The urgency of the mission became evident on April 16 when a student killed 32 people and then himself at Virginia Tech. It was the deadliest mass shooting in U.S. history.
Because several hours elapsed between the murderer killing two students and then 30 others, university staff across the country have been forced to ask what plans their campuses have for communication about danger.
Solutions range from student phones and electronic text messages — a system the State University of New York at New Paltz instituted just three days before the massacre — to sirens, public address systems and e-mails.
Dave Henehan, a SUNY spokesman, said that under consideration for the 64-campus system are "sirens and reverse 911 systems" where students could be called en masse with an automated ring and given a voice message with instructions about a threat or emergency.
SUNY is "actively considering" text messaging and other forms of instant communication, he said.
With 417,000 students, SUNY campuses range from community colleges with enrollments of 1,500 in rural areas to urban settings like SUNY Buffalo with nearly 30,000 students.
SUNY is reviewing training for law enforcement and residence hall staff, Henehan said. Outgoing SUNY Chancellor John Ryan has championed additional training for university police.
"The tragic events at Virginia Tech have caused us to focus very, very sharply," Henehan said.
On Long Island, Suffolk Community College has added counselors but not psychologists since a stabbing on campus several years ago, said faculty association President Ellen Schuler Mauk.
CUNY
A decade of budget cuts has "decimated" full-time counseling staff at the City University of New York, said Steve London, vice president for the Professional Staff Congress.
"Let's try to prevent this stuff," London said. "We're working with CUNY on a joint proposal on mental health issues."
He said CUNY has one counselor for about every 5,000 students. In a system like CUNY, with a large, diverse immigrant population, "there's this huge, huge need," London said. "To not even have a rudimentary staff is just begging for trouble."
PSC President Barbara Bowen said the union has had a proposal before the City Council for more counselors. Since the Virginia Tech massacre, that proposal has been "ramped up."
CUNY Executive Vice Chancellor Allan Dobrin earlier this month outlined new initiatives for safety: speeding up introduction of text messaging to students, adding emergency information to orientation packages, posting campus-specific emergency info on college Web sites, providing training to college presidents and increasing efforts to ensure students who need it receive professional counseling.
New Paltz
The SUNY New Paltz alert system is similar to procedures at SUNY Stony Brook and Cobleskill and Tompkins-Cortland CC.
New Paltz faculty, staff and students register their cell phones by going to a Web site to fill out a form.

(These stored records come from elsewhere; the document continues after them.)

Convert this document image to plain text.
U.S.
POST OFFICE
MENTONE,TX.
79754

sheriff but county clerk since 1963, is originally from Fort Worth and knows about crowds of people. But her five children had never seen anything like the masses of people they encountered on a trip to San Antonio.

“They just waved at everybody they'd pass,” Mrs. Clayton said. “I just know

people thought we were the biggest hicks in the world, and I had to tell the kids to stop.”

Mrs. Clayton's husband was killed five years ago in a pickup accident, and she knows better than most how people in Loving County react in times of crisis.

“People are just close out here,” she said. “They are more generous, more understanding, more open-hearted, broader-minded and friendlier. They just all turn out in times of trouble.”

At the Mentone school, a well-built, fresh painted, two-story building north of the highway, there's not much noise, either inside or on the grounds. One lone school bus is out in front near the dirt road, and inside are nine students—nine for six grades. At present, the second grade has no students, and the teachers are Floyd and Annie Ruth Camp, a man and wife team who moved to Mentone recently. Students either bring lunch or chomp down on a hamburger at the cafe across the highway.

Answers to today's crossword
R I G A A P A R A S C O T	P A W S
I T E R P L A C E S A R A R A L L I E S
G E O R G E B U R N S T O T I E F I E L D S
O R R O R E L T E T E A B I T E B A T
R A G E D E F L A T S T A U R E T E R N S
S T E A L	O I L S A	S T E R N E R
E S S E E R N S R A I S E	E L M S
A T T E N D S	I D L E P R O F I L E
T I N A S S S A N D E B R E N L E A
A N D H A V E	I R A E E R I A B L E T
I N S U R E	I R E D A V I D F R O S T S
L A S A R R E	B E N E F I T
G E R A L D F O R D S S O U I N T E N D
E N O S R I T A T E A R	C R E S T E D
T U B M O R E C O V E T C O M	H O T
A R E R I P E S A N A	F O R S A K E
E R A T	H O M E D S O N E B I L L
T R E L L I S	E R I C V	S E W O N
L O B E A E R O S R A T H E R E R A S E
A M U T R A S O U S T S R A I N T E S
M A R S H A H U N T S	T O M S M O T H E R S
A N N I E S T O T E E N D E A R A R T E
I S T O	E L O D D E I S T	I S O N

Once registered, emergency response planners like Rachel Reuben can text message them in a crisis.
Reuben, director of Web communication and strategic projects, is the lead on the project.
"Text messaging will not be our only tool — but one of many important tools we'll have in our toolbox," said Reuben, a member of United University Professions.
Initially, college officials were seeking ways to communicate weather-related cancellations when other safety concerns emerged. Several months ago, high-temperature water lines burst underground, cutting off heat and canceling classes.
"We also realized the importance this system could play in the event of any kind of emergency," Reuben said.
Beneath all the plans lies prevention. Chancellor Ryan, at a legislative hearing earlier this month, said SUNY needs more professionals to handle the increase in students with mental health issues.
Ryan said the recommended ratio of counselors to students is one to 1,000-1,500. At SUNY's state-operated campuses, the ratio is generally one for about every 1,700 students. At SUNY Albany, however, it is 1 for every 2,000 students, according to testimony.
The chairman of NYSUT's Higher Education Council, William Scheuerman, said the council's goal will be to recommend ways to prevent violence and minimize injuries if violence does occur. Scheuerman is president of UUP, the NYSUT affiliate representing faculty and professional staff at SUNY.